Innovating Communication in Scholarship (ICIS)
Traditional systems of research publication, academic credit, research quality assessment, and even the meaning of “publication” are changing rapidly. A collaboration between Mario Biagioli (UC Davis School of Law), MacKenzie Smith (UC Davis University Librarian) and Jonathan Eisen (UC Davis Genome Center), and funded by a UC Davis Interdisciplinary Frontiers in the Humanities and the Arts (IFHA) Program grant, the ICIS project was designed to analyze these changes and help shape the future of scholarly communication.
Impact: The scholarly communication system—how research is evaluated, published and shared—affects scholars and scientists across all fields and levels. It affects funder decisions and the technologies through which libraries deliver academic literature. Through research, innovation, workshops, and knowledge sharing, ICIS increased understanding and shaped the direction of these changes at UC Davis and beyond.
Label This
The Label This project used crowdsourcing to add descriptive data to 5,000 vintage wine labels collected by former UC Davis Professor of Viticulture and Enology Maynard Amerine, making the wine label collection searchable and accessible to wine lovers everywhere.
Impact: As a set of scanned images, one could enjoy browsing through Amerine’s collection of pre- and post-Prohibition wine labels, but there was no way to search them. By adding data such as vintage, varietal, region and image descriptions, the collection became searchable. Crowdsourcing software allowed library users to help transcribe this information, enhancing the library’s metadata for the wine label collection.
Pay it Forward: Investigating the Institutional Costs of “Gold Open Access”
The University of California, under the leadership of the UC Davis Library and California Digital Library (CDL), and with support from the Andrew W. Mellon Foundation, conducted a major research project to investigate the institutional costs of converting scholarly publishing to an entirely article processing charge (APC) business model.

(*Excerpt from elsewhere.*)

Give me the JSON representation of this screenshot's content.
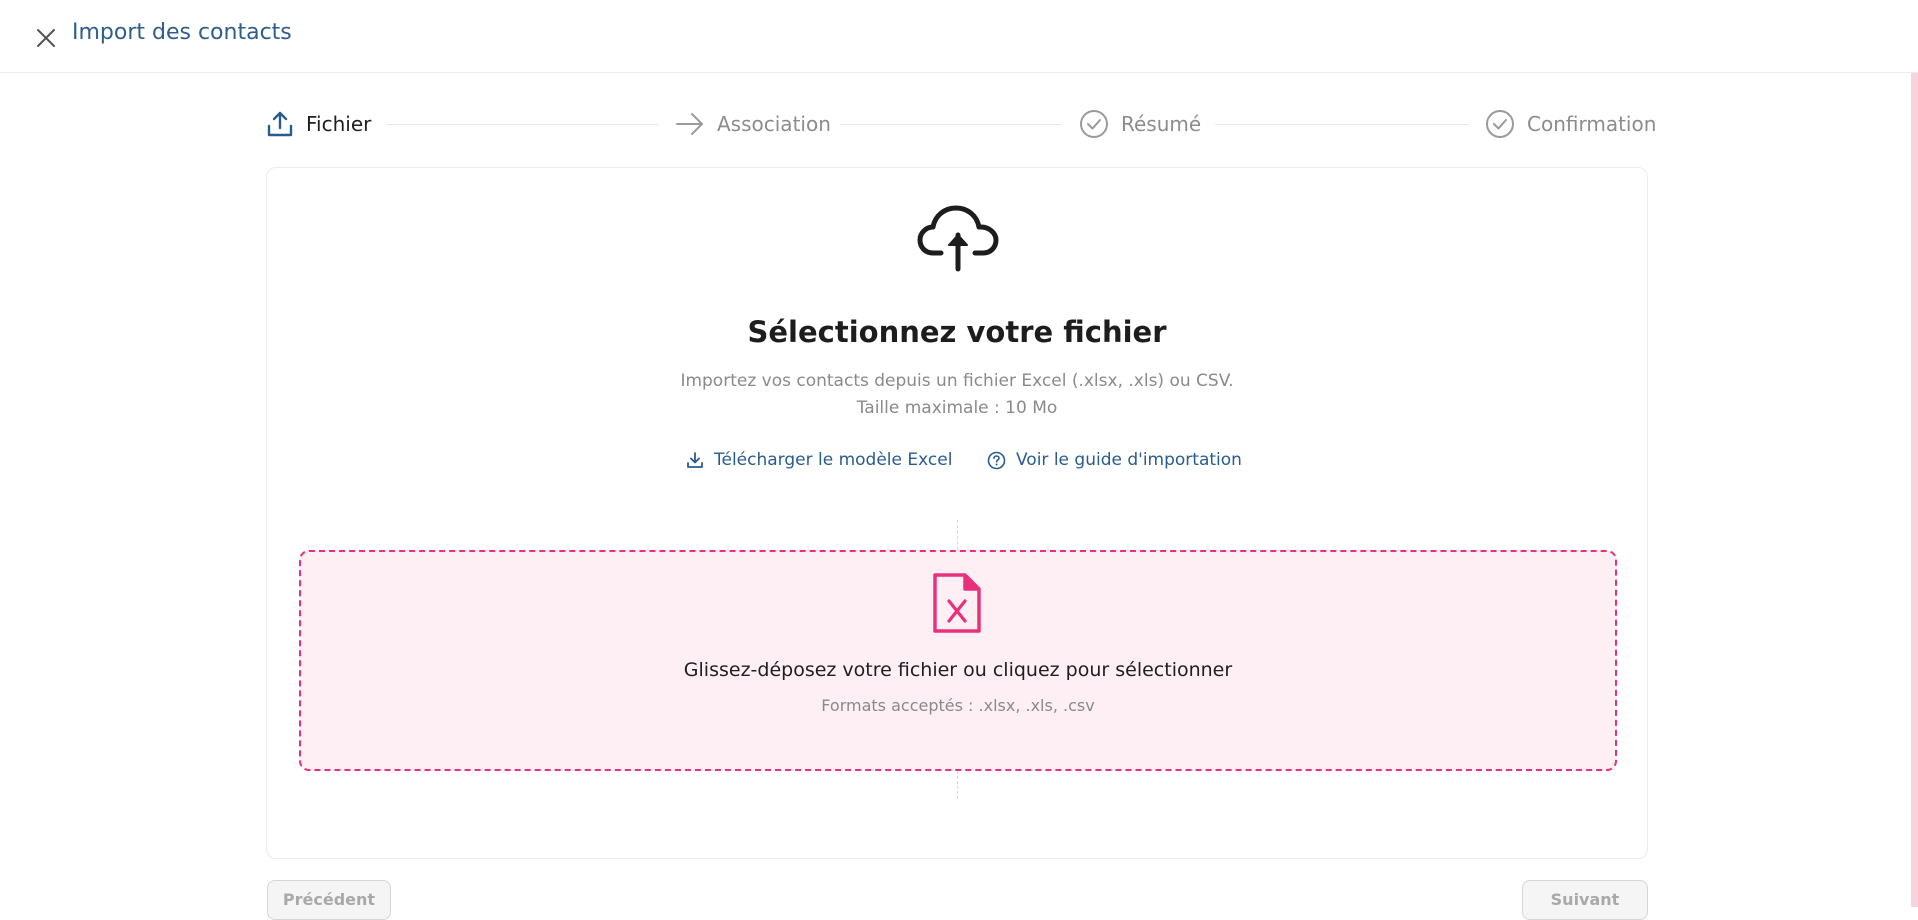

This system, often referred to as “gold open access,” shifts the costs of publishing academic journals from a traditional subscription model, in which individuals and research libraries pay for reading access, to one in which researchers or their institutions pay to publish each article, which is then freely available online for anyone to read.
Impact: Open access, which makes published research freely available to everyone, is widely accepted as a public good and an important part of UC’s mission as a public university. A question remained, however, about whether a fully open access publishing system would be financially sustainable for institutions like UC that publish a large volume of research. Pay It Forward shed light on this question and suggested the potential for a shared funding model that paved the way for UC’s approach to its open access publishing agreements in subsequent years.